C'est ce qui est arrivé à ma cantine, aux environs de Denguéra. Le porteur s'est dérobé, et la malle a pris un bain d'un quart d'heure. Quand je l'ai ouverte, tout baignait encore dans l'eau.
Oh! si l'on pouvait imiter les noirs! Bien plus pratiques que nous, ils serrent précieusement les trois fils qui leur servent d'habits, pour s'en revêtir dès que l'orage a pris fin. Nous, trempés, grelottants, nous attendons l'arrivée de nos cantines pour nous changer. Et, si l'on campe dans un village, impossible de se soustraire, pendant la toilette et le changement d'habits, aux regards curieux et étonnés de la population tout entière.
En pleine forêt, sur l'emplacement d'argile humide de notre ancien campement, entre Denguéra et Memni, nous venions d'élever nos tentes, quand, à la tombée de la nuit, de grands cris s'élèvent sur le chemin.
Tout le camp est en éveil.
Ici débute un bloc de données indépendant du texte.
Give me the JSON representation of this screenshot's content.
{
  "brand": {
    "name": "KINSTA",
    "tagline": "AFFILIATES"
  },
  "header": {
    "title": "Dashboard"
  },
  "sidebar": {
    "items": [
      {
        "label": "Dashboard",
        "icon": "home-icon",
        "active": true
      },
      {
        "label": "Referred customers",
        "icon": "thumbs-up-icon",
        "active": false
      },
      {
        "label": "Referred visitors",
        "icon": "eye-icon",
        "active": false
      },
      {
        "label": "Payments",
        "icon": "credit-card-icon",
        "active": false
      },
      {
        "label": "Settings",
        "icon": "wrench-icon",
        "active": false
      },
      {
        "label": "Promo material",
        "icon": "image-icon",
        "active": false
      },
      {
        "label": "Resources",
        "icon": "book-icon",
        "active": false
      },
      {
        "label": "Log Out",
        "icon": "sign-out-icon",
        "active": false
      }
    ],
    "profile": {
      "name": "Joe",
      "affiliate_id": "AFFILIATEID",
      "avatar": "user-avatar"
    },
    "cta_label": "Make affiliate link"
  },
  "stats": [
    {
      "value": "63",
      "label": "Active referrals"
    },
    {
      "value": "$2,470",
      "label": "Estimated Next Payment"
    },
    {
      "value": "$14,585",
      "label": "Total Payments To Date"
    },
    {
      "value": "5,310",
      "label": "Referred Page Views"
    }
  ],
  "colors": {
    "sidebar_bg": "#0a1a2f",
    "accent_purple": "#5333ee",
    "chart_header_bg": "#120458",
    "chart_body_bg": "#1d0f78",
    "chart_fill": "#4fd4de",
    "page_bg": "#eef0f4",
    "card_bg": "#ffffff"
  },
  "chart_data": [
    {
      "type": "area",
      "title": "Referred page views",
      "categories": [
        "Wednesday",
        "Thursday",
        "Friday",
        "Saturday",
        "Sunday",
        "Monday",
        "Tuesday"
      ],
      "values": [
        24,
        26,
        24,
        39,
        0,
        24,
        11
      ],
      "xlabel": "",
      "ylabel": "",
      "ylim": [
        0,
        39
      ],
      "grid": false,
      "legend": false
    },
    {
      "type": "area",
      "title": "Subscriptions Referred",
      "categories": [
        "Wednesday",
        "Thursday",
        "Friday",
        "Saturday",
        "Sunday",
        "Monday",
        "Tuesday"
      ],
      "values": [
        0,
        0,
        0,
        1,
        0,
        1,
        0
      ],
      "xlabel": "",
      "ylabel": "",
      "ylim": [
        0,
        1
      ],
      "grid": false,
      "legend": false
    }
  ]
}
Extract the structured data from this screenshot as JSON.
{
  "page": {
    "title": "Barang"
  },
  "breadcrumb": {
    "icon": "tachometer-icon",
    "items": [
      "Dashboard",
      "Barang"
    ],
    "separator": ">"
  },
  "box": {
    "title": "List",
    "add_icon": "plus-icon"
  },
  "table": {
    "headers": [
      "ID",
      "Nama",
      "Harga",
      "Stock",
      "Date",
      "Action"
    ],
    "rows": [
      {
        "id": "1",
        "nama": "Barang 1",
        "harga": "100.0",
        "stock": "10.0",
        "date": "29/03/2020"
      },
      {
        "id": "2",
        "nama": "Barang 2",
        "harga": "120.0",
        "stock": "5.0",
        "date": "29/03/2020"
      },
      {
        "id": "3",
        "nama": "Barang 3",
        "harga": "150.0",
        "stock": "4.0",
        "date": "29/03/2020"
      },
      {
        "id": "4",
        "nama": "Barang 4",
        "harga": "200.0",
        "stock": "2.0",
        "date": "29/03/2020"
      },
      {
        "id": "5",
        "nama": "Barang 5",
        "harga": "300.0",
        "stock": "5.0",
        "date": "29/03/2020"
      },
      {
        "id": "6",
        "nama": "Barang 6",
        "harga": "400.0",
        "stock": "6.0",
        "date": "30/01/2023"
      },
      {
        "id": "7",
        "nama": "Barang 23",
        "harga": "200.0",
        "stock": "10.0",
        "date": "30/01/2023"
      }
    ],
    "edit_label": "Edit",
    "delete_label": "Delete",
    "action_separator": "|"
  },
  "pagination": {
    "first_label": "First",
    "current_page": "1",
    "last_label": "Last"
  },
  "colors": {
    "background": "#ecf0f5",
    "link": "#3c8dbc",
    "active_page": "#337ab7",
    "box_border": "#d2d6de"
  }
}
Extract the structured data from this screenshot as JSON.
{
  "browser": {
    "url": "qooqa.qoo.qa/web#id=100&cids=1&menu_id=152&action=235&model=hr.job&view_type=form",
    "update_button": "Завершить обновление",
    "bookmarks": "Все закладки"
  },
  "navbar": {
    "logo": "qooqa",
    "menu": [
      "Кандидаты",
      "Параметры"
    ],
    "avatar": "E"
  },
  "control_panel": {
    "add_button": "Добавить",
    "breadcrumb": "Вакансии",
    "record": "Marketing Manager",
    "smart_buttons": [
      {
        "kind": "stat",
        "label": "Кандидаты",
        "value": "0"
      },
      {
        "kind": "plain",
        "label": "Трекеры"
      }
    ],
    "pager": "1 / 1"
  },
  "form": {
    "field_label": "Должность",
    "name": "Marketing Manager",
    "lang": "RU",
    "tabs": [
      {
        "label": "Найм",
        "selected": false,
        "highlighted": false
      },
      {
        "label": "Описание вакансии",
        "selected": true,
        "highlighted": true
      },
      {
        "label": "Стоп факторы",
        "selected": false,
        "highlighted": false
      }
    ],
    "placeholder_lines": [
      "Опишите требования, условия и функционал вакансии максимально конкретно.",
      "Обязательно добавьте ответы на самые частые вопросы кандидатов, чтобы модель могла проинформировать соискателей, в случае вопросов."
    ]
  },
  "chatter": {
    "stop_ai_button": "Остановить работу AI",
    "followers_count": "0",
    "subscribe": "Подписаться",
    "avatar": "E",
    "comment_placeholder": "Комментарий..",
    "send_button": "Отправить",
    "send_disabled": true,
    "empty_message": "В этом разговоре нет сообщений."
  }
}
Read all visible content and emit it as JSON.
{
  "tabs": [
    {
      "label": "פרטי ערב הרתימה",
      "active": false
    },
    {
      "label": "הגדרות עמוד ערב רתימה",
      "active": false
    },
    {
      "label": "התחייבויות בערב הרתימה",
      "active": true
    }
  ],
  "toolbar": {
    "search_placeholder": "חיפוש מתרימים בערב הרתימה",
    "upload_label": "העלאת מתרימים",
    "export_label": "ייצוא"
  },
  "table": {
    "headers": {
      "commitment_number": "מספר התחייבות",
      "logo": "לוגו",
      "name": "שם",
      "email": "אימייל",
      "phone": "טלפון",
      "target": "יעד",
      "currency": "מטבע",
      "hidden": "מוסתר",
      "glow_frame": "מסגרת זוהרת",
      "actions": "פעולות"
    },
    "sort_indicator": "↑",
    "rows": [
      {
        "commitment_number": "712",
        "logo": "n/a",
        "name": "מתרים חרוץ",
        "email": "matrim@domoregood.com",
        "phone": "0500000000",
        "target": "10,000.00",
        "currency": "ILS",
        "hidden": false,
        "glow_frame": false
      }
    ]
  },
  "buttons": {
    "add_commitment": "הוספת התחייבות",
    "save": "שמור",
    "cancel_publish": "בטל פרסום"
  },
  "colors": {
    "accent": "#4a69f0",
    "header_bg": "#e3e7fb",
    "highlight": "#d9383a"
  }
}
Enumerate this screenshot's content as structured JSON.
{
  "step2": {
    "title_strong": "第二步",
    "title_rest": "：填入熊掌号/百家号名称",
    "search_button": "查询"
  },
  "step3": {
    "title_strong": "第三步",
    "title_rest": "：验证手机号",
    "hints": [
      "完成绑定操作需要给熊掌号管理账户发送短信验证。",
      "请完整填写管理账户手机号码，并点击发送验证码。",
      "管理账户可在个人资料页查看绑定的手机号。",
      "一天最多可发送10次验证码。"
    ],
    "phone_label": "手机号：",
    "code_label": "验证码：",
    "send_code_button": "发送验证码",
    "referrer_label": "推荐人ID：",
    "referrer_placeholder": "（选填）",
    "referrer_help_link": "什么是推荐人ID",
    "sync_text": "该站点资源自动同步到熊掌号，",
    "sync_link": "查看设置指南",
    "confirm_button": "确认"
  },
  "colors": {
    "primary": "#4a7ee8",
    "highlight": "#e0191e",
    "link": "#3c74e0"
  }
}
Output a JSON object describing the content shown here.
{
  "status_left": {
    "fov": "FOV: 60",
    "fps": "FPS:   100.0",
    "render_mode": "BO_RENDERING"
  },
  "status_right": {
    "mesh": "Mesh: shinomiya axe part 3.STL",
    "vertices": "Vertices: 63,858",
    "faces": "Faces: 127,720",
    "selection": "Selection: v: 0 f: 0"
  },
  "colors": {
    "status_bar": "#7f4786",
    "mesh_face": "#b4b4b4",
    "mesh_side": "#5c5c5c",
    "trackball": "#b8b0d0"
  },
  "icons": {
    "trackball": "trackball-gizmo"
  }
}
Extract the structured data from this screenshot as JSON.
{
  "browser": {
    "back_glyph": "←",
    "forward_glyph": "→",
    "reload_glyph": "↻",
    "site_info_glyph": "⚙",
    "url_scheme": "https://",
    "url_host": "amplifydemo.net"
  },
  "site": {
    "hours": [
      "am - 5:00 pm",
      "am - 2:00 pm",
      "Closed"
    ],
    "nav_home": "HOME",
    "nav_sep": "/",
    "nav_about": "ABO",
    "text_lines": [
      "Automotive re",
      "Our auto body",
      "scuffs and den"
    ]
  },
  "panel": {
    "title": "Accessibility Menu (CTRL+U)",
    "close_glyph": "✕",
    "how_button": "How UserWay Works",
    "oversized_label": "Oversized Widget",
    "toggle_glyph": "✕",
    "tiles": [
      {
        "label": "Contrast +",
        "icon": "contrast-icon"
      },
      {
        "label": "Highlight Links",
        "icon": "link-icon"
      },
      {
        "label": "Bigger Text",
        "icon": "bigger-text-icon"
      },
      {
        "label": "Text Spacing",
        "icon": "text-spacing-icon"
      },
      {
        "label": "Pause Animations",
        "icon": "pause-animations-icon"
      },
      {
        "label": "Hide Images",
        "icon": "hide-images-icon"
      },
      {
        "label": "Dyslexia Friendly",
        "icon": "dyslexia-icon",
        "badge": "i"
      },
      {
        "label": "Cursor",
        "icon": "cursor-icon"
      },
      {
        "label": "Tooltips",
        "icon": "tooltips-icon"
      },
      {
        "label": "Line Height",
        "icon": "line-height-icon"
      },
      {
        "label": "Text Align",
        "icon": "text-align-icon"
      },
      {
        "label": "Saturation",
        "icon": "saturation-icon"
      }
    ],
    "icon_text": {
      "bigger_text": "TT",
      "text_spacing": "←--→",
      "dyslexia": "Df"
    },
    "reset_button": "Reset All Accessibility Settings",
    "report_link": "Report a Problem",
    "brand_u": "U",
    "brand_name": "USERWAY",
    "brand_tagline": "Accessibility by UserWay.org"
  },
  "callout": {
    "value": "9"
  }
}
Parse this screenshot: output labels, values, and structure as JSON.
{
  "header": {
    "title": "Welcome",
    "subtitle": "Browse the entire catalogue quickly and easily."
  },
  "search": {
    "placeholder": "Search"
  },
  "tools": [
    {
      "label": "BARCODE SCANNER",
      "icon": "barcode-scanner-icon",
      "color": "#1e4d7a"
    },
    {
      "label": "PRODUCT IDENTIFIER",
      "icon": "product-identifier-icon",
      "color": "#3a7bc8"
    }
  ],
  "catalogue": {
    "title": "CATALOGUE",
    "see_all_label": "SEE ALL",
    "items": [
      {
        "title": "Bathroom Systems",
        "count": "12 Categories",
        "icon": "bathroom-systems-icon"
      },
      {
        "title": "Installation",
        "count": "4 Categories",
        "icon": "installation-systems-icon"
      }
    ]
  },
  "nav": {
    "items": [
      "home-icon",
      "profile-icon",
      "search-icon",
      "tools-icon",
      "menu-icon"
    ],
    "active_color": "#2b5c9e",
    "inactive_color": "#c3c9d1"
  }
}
À l'entrée du sentier, débouchent tout à coup des tirailleurs, le fusil sur l'épaule. En un instant, ils sont entourés, acclamés; on leur fait une réception enthousiaste: porteurs et tirailleurs se précipitent vers les nouveaux arrivants qu'ils aident à se décharger, leur enlevant leurs armes, leurs charges,... puis ce ne sont que poignées de main, longues et vigoureuses, qu'étreintes bruyantes. «Le capitaine, le capitaine!» crie-t-on de tous côtés.
Cet heureux retour du capitaine Thomasset et de son escorte nous met en joie, en nous faisant oublier l'inquiétude qui, chaque jour, grandissait parmi nous, motivée par l'esprit belliqueux et surexcité des populations que nous venions de quitter.
À marches forcées, suivant le même chemin que nous, et sans avoir subi la moindre attaque, le capitaine Thomasset avait traversé le pays attié par Mopé, Adokoï, Kodioso, surprenant les indigènes par la rapidité de sa course. Cette excursion jusqu'au N'zi avait pleinement réussi. En effet, malgré l'hostilité des habitants, le capitaine était parvenu au but qu'on lui avait assigné: se diriger vers le nord-ouest et reconnaître cette rivière, affluent du Boudama. Il est vrai que ce succès ne fut obtenu que par le courage et le sang-froid du chef de l'expédition.
Le passage lui fut refusé par le chef du dernier village qu'il fallait traverser pour toucher à la rive du N'zi. Informé de cette décision, le capitaine fait dire par son interprète que ses intentions sont pacifiques, mais qu'il tient à continuer son chemin, et saura faire usage de ses armes, si cette liberté ne lui est pas accordée. Pour toute réponse, le chef garde prisonnier l'interprète. Le capitaine proteste de nouveau et annonce que si à l'instant même son interprète ne lui est pas rendu, il va donner l'assaut au village, qui sera détruit et brûlé.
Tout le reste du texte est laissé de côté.